Family Scholar House's fifth Louisville-area campus opened in August 2018. This Riverport Scholar House campus is home to 32 single-parent families and 32 foster alumni. All adults are in full-time post-secondary educational programs. Riverport Scholar House is part of the larger intergenerational Riverport Landings Development, under the leadership of the Marian Group and LDG Development.

==Programs==

Family Scholar House serves pre-residential, residential, and post-program single-parents and their children and a smaller group of foster alumni with a comprehensive continuum of care that meets them where they are and empowers them toward their educational, career, and personal goals. All participants have experienced poverty, unstable housing and, most often, domestic violence. Programs and services are responsive to the needs of families and individuals and are provided for all ages.

===Housing===
Family Scholar House participants in need of stable housing may apply for the residential program, which includes housing on one of the four Family Scholar Houses campuses. In accordance with HUD (United States Department of Housing and Urban Development) guidelines, participants are responsible for their portion of their rent based on 30% of their gross annual income and their own utilities. All residential participants receive assistance with budgeting and household management.

===Academic Support Services===
Participants of Family Scholar House are required to be enrolled full-time at the accredited college or university of their choice. The academic advising provided by Family Scholar House helps single parents enroll in college, obtain financial assistance to pay tuition and fees. Other services provided by Family Scholar House include advising students on their class choices, informing them about work-study programs and scholarship opportunities, acquiring school supplies, assisting with financial aid applications, and advocating for them at their respective schools. As participants near graduation, Family Scholar House assists participants with career services including resume writing, mock interviews, and speed networking events.

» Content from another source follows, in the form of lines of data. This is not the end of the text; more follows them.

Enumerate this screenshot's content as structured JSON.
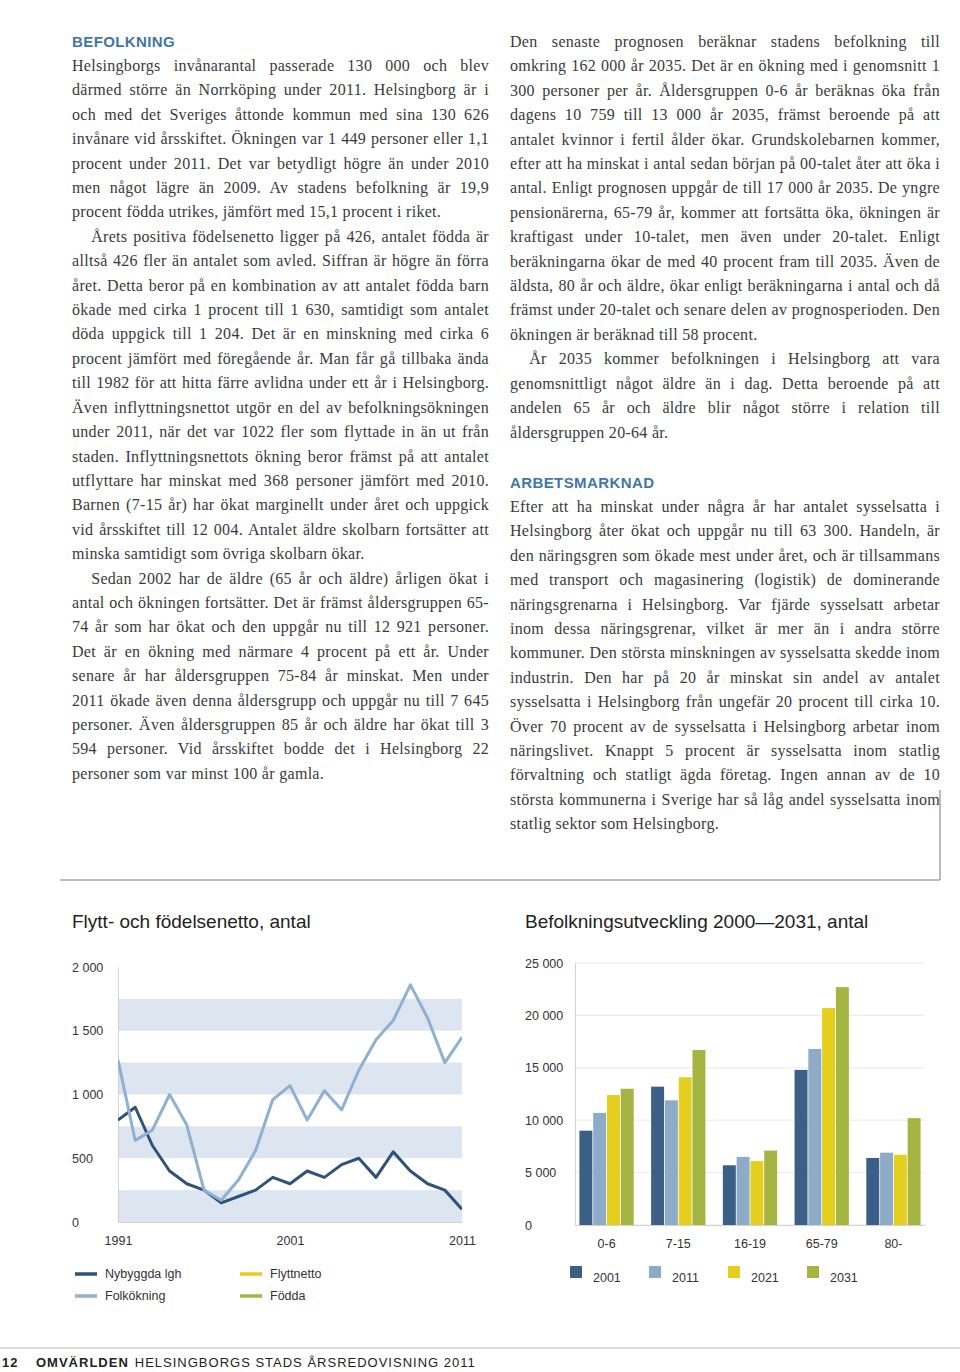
{
  "document": {
    "columns": [
      [
        {
          "type": "heading",
          "text": "BEFOLKNING"
        },
        {
          "type": "paragraph",
          "text": "Helsingborgs invånarantal passerade 130 000 och blev därmed större än Norrköping under 2011. Helsingborg är i och med det Sveriges åttonde kommun med sina 130 626 invånare vid årsskiftet. Ökningen var 1 449 personer eller 1,1 procent under 2011. Det var betydligt högre än under 2010 men något lägre än 2009. Av stadens befolkning är 19,9 procent födda utrikes, jämfört med 15,1 procent i riket."
        },
        {
          "type": "paragraph",
          "text": "Årets positiva födelsenetto ligger på 426, antalet födda är alltså 426 fler än antalet som avled. Siffran är högre än förra året. Detta beror på en kombination av att antalet födda barn ökade med cirka 1 procent till 1 630, samtidigt som antalet döda uppgick till 1 204. Det är en minskning med cirka 6 procent jämfört med föregående år. Man får gå tillbaka ända till 1982 för att hitta färre avlidna under ett år i Helsingborg. Även inflyttningsnettot utgör en del av befolkningsökningen under 2011, när det var 1022 fler som flyttade in än ut från staden. Inflyttningsnettots ökning beror främst på att antalet utflyttare har minskat med 368 personer jämfört med 2010. Barnen (7-15 år) har ökat marginellt under året och uppgick vid årsskiftet till 12 004. Antalet äldre skolbarn fortsätter att minska samtidigt som övriga skolbarn ökar."
        },
        {
          "type": "paragraph",
          "text": "Sedan 2002 har de äldre (65 år och äldre) årligen ökat i antal och ökningen fortsätter. Det är främst åldersgruppen 65-74 år som har ökat och den uppgår nu till 12 921 personer. Det är en ökning med närmare 4 procent på ett år. Under senare år har åldersgruppen 75-84 år minskat. Men under 2011 ökade även denna åldersgrupp och uppgår nu till 7 645 personer. Även åldersgruppen 85 år och äldre har ökat till 3 594 personer. Vid årsskiftet bodde det i Helsingborg 22 personer som var minst 100 år gamla."
        }
      ],
      [
        {
          "type": "paragraph",
          "text": "Den senaste prognosen beräknar stadens befolkning till omkring 162 000 år 2035. Det är en ökning med i genomsnitt 1 300 personer per år. Åldersgruppen 0-6 år beräknas öka från dagens 10 759 till 13 000 år 2035, främst beroende på att antalet kvinnor i fertil ålder ökar. Grundskolebarnen kommer, efter att ha minskat i antal sedan början på 00-talet åter att öka i antal. Enligt prognosen uppgår de till 17 000 år 2035. De yngre pensionärerna, 65-79 år, kommer att fortsätta öka, ökningen är kraftigast under 10-talet, men även under 20-talet. Enligt beräkningarna ökar de med 40 procent fram till 2035. Även de äldsta, 80 år och äldre, ökar enligt beräkningarna i antal och då främst under 20-talet och senare delen av prognosperioden. Den ökningen är beräknad till 58 procent."
        },
        {
          "type": "paragraph",
          "text": "År 2035 kommer befolkningen i Helsingborg att vara genomsnittligt något äldre än i dag. Detta beroende på att andelen 65 år och äldre blir något större i relation till åldersgruppen 20-64 år."
        },
        {
          "type": "heading",
          "text": "ARBETSMARKNAD"
        },
        {
          "type": "paragraph",
          "text": "Efter att ha minskat under några år har antalet sysselsatta i Helsingborg åter ökat och uppgår nu till 63 300. Handeln, är den näringsgren som ökade mest under året, och är tillsammans med transport och magasinering (logistik) de dominerande näringsgrenarna i Helsingborg. Var fjärde sysselsatt arbetar inom dessa näringsgrenar, vilket är mer än i andra större kommuner. Den största minskningen av sysselsatta skedde inom industrin. Den har på 20 år minskat sin andel av antalet sysselsatta i Helsingborg från ungefär 20 procent till cirka 10. Över 70 procent av de sysselsatta i Helsingborg arbetar inom näringslivet. Knappt 5 procent är sysselsatta inom statlig förvaltning och statligt ägda företag. Ingen annan av de 10 största kommunerna i Sverige har så låg andel sysselsatta inom statlig sektor som Helsingborg."
        }
      ]
    ],
    "footer": {
      "page": "12",
      "section": "OMVÄRLDEN",
      "title": "HELSINGBORGS STADS ÅRSREDOVISNING 2011"
    }
  },
  "chart_data": [
    {
      "type": "line",
      "title": "Flytt- och födelsenetto, antal",
      "x": [
        1991,
        1992,
        1993,
        1994,
        1995,
        1996,
        1997,
        1998,
        1999,
        2000,
        2001,
        2002,
        2003,
        2004,
        2005,
        2006,
        2007,
        2008,
        2009,
        2010,
        2011
      ],
      "xlim": [
        1991,
        2011
      ],
      "xticks": [
        1991,
        2001,
        2011
      ],
      "ylim": [
        0,
        2000
      ],
      "yticks": [
        0,
        500,
        {
          "value": 1000,
          "label": "1 000"
        },
        {
          "value": 1500,
          "label": "1 500"
        },
        {
          "value": 2000,
          "label": "2 000"
        }
      ],
      "grid": true,
      "legend": "bottom",
      "series": [
        {
          "name": "Nybyggda lgh",
          "color": "#2f5279",
          "values": [
            800,
            900,
            600,
            400,
            300,
            250,
            150,
            200,
            250,
            350,
            300,
            400,
            350,
            450,
            500,
            350,
            550,
            400,
            300,
            250,
            100
          ]
        },
        {
          "name": "Folkökning",
          "color": "#8fb0d0",
          "values": [
            1270,
            640,
            720,
            1000,
            760,
            250,
            170,
            330,
            560,
            960,
            1070,
            800,
            1030,
            880,
            1190,
            1430,
            1580,
            1860,
            1600,
            1250,
            1449
          ]
        },
        {
          "name": "Flyttnetto",
          "color": "#e6cc1f",
          "values": [
            null,
            null,
            null,
            null,
            null,
            null,
            null,
            null,
            null,
            null,
            null,
            null,
            null,
            null,
            null,
            null,
            null,
            null,
            null,
            null,
            null
          ]
        },
        {
          "name": "Födda",
          "color": "#a6b543",
          "values": [
            null,
            null,
            null,
            null,
            null,
            null,
            null,
            null,
            null,
            null,
            null,
            null,
            null,
            null,
            null,
            null,
            null,
            null,
            null,
            null,
            null
          ]
        }
      ]
    },
    {
      "type": "bar",
      "title": "Befolkningsutveckling 2000—2031, antal",
      "categories": [
        "0-6",
        "7-15",
        "16-19",
        "65-79",
        "80-"
      ],
      "ylim": [
        0,
        25000
      ],
      "yticks": [
        0,
        {
          "value": 5000,
          "label": "5 000"
        },
        {
          "value": 10000,
          "label": "10 000"
        },
        {
          "value": 15000,
          "label": "15 000"
        },
        {
          "value": 20000,
          "label": "20 000"
        },
        {
          "value": 25000,
          "label": "25 000"
        }
      ],
      "grid": true,
      "legend": "bottom",
      "series": [
        {
          "name": "2001",
          "color": "#3b5f86",
          "values": [
            9000,
            13200,
            5700,
            14800,
            6400
          ]
        },
        {
          "name": "2011",
          "color": "#8eacc8",
          "values": [
            10700,
            11900,
            6500,
            16800,
            6900
          ]
        },
        {
          "name": "2021",
          "color": "#e4ce1e",
          "values": [
            12400,
            14100,
            6100,
            20700,
            6700
          ]
        },
        {
          "name": "2031",
          "color": "#a5b542",
          "values": [
            13000,
            16700,
            7100,
            22700,
            10200
          ]
        }
      ]
    }
  ]
}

In addition to providing academic support to single-parent participants, Family Scholar House works with the children of participants in order to truly break the cycle of inter-generational poverty. Residential parents receive assistance with children so that their children may learn and socialize in a safe environment. Family Scholar House also provides academic support services like tutoring and school supplies to its youngest scholars. As of January 2015, 23 children of Family Scholar House participants were pursuing post-secondary education opportunities.

===Family Support Services===
Family Scholar House provides comprehensive case management in order to assist participants in obtaining needed support services and to address barriers to self-sufficiency. Participants meet regularly with family services advocates for guidance, counseling, parenting, goal-setting and coaching. Family Advocates also provides assistance with meeting basic needs by connecting participants to community resources and navigating benefits.

Family Support Services also provides children's programming, life skills workshops, peer support groups, financial education, nutrition and wellness activities, art therapy and home ownership programs.